SELECT `join` FROM mytbl
- In Presto, quoting of a column name is accomplished with the double quote character instead “.
SELECT "join" FROM mytbl
Quoting a column name in single quotes ‘ will make the query parser interpret the content as a simple string that might produce an unexpected result. For example:
SELECT "join" FROM mytbl LIMIT 10 result: value1 value2 value3 value4 ... value10 SELECT 'join' FROM mytbl result: join join join join ... join
48 Hour Limit for Presto Queries
Presto queries that run more than 48 hours are automatically cancelled. Typically, Presto queries that run more than a day or so are failing queries.
For long running queries, you can rewrite the Presto query as a Hive query.
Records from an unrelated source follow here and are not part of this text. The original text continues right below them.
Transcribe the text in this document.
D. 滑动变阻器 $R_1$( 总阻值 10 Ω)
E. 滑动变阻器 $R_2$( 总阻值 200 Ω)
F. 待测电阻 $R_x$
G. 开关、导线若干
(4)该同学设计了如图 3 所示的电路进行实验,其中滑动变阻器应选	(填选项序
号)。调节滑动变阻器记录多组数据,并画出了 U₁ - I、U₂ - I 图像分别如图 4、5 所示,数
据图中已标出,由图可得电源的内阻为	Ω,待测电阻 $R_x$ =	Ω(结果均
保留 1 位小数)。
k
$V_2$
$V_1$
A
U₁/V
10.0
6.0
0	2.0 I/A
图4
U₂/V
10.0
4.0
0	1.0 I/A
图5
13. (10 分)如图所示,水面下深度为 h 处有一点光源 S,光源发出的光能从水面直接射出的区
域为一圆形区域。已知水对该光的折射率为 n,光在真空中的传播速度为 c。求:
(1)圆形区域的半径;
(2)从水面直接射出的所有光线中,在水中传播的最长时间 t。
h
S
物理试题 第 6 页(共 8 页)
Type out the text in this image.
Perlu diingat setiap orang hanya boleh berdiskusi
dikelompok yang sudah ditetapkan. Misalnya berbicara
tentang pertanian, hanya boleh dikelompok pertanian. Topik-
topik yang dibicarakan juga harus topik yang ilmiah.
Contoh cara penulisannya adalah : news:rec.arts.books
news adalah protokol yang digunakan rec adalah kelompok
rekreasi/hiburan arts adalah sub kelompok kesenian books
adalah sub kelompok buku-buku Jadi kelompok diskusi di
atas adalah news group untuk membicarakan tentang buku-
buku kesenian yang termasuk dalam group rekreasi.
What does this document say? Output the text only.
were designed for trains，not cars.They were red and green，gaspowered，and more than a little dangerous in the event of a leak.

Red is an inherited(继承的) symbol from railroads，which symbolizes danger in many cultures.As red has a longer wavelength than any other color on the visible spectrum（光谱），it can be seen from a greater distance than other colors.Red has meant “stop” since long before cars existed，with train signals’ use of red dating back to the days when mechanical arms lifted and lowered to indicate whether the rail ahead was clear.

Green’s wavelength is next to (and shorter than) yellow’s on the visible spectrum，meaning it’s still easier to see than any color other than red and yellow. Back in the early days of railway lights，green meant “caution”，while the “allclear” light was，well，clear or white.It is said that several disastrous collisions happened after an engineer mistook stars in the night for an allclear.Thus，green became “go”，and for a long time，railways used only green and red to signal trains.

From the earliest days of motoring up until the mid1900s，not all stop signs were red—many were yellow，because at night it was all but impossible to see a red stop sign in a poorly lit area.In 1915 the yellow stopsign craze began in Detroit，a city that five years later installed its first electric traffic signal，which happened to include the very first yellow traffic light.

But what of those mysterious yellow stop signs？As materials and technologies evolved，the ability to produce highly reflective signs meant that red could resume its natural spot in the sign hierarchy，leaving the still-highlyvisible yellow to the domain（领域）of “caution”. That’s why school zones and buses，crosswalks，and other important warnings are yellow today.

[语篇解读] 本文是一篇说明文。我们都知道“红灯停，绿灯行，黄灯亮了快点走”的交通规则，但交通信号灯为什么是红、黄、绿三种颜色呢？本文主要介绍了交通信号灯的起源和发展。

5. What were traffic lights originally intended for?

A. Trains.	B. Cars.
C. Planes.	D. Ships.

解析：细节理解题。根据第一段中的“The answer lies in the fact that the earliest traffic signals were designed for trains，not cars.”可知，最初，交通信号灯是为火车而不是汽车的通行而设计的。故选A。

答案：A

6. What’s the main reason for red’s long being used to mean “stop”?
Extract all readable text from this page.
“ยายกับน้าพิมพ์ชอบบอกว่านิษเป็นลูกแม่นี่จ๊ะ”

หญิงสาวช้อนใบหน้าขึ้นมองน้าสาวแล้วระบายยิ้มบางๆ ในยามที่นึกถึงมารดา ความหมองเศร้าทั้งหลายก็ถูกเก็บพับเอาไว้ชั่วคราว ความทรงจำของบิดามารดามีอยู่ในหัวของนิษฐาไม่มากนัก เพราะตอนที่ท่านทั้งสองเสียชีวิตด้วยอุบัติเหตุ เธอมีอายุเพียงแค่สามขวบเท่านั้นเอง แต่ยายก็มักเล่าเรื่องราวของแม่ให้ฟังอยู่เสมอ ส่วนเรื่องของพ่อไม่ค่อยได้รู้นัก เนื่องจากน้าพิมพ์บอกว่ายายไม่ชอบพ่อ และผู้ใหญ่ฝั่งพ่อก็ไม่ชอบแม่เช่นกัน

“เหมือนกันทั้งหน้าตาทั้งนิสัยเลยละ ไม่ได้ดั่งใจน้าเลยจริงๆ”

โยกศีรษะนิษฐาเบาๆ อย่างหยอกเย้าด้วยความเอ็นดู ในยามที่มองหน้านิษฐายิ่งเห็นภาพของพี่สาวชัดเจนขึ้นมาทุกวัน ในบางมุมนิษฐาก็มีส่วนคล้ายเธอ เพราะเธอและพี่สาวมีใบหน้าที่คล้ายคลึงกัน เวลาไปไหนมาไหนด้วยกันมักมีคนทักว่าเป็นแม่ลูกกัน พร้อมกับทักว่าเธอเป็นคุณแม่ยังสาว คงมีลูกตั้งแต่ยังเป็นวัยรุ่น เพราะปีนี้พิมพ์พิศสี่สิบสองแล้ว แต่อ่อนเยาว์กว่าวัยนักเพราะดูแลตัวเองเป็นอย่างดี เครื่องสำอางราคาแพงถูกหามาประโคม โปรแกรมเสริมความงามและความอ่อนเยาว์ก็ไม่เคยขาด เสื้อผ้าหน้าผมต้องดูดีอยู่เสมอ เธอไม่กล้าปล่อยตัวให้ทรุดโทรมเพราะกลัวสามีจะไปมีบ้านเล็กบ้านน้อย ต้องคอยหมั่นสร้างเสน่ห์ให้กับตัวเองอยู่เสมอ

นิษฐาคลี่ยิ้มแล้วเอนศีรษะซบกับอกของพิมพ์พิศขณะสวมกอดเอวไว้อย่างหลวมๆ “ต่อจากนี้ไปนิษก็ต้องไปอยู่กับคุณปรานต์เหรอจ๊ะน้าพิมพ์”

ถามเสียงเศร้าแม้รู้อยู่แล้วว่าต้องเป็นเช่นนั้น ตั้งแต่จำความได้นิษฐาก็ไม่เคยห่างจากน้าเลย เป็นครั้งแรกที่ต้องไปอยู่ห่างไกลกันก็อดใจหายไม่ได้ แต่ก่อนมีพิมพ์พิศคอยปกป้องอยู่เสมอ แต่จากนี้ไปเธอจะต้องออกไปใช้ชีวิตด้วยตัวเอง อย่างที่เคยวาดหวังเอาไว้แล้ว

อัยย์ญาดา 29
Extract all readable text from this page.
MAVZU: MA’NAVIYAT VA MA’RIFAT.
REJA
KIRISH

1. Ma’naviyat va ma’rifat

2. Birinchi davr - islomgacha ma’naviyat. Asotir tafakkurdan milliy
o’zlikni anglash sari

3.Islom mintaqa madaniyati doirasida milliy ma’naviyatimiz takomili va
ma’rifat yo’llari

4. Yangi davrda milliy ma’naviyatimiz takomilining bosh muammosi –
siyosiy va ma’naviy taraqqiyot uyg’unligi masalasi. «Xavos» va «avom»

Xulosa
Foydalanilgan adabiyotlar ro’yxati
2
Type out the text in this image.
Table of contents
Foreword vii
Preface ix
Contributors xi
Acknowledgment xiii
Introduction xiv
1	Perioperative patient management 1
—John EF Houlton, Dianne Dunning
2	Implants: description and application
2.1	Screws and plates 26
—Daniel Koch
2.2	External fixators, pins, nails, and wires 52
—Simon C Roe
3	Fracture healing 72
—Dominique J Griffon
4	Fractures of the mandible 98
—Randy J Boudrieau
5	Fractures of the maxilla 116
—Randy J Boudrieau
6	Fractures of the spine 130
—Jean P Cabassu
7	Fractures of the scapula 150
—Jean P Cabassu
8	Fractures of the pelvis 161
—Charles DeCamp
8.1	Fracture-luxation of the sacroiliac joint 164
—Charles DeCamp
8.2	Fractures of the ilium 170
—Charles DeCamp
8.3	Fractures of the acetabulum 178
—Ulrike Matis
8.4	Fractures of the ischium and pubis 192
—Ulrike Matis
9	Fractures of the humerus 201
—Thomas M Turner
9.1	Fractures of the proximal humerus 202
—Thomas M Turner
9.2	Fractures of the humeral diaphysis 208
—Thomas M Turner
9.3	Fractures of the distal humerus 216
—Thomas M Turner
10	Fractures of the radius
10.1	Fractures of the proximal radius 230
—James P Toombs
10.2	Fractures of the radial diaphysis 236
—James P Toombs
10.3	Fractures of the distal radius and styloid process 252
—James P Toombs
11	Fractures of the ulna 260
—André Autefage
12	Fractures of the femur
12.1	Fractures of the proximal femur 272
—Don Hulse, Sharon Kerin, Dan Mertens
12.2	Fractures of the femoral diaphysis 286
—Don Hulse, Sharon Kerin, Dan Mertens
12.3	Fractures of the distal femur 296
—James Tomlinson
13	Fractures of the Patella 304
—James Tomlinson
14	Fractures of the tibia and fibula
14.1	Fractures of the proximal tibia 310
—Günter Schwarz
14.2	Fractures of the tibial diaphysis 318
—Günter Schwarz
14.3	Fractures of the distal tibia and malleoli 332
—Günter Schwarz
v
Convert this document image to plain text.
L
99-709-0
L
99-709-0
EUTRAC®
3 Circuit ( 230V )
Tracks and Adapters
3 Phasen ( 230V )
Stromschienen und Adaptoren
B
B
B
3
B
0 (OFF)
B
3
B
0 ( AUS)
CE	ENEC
Table Schemas are Required
When querying using Presto, you must set a schema for the tables. The
v syntax doesn’t work.
Presto does not support cost-based JOIN optimizations. This means that JOINs are not automatically reordered based on table size. Make sure that smaller tables are on the right hand size of JOIN, and they must fit in memory. Otherwise out of memory exceptions cause the queries to fail.
SELECT ... FROM large_table JOIN small_table
INSERT OVERWRITE Statements are NOT Supported
Presto does not support INSERT OVERWRITE statements. Make sure that you delete the table before using INSERT INTO. See Presto Query FAQs.
Error Message – NOT_SUPPORTED: NULL values are not allowed on the probe side of SemiJoin operator
This error is caused by using NULL IN an empty subquery that has an issue with result correctness.
The IN predicate determines if any values produced by the subquery are equal to the provided expression. The result of IN follows the standard rules for nulls. The subquery must produce exactly one column.
For example, the user column contains a NULL value, which might cause the following query to fail.
select * from www_access where user in (select 0 as user_id) => Query 20170526_042346_18708_6huz3 failed: NULL values are not allowed on the probe side of SemiJoin operator. See the query plan for details.
As a workaround, use the IS NOT NULL clause instead.
select * from www_access where user in (select 0 as user_id) and user is not null
Error Message - Killed by the system because this query generates output for more than 200GB.
This error is caused by trying to generate more than 200GB output by a single query.
As a workaround, use result_output_redirect option or CREATE TABLE AS.
- result_output_redirect option
Solution: [Experimental] Use result_output_redirect
- CREATE TABLE AS
Solution: Use CREATE TABLE (table) AS SELECT …
Error Message - Accessing too many(N) tables. Maximum 300 tables allowed
This error is caused by trying to scan more than 300 tables by a single query.
As a workaround, tune the SQL as reducing scan tables, or divide single query to multiple jobs.
Error Message - Creating partitions(N) exceeds the limit(500000)
This error is caused by trying to commit more than 500,000 (500K) partitions by a single query.
As a workaround, use User Defined Partitioning (UDP) or tune parameters for UDP.
- Use User Defined Partitioning
User Defined Partitioning for Presto
- Tune parameters for UDP. For example:
- Reduce bucket_count to 256. (512 in default)
- Update max_time_range to adopt more broad time range.
- Increase max_file_size to 512MB. (256MB in default)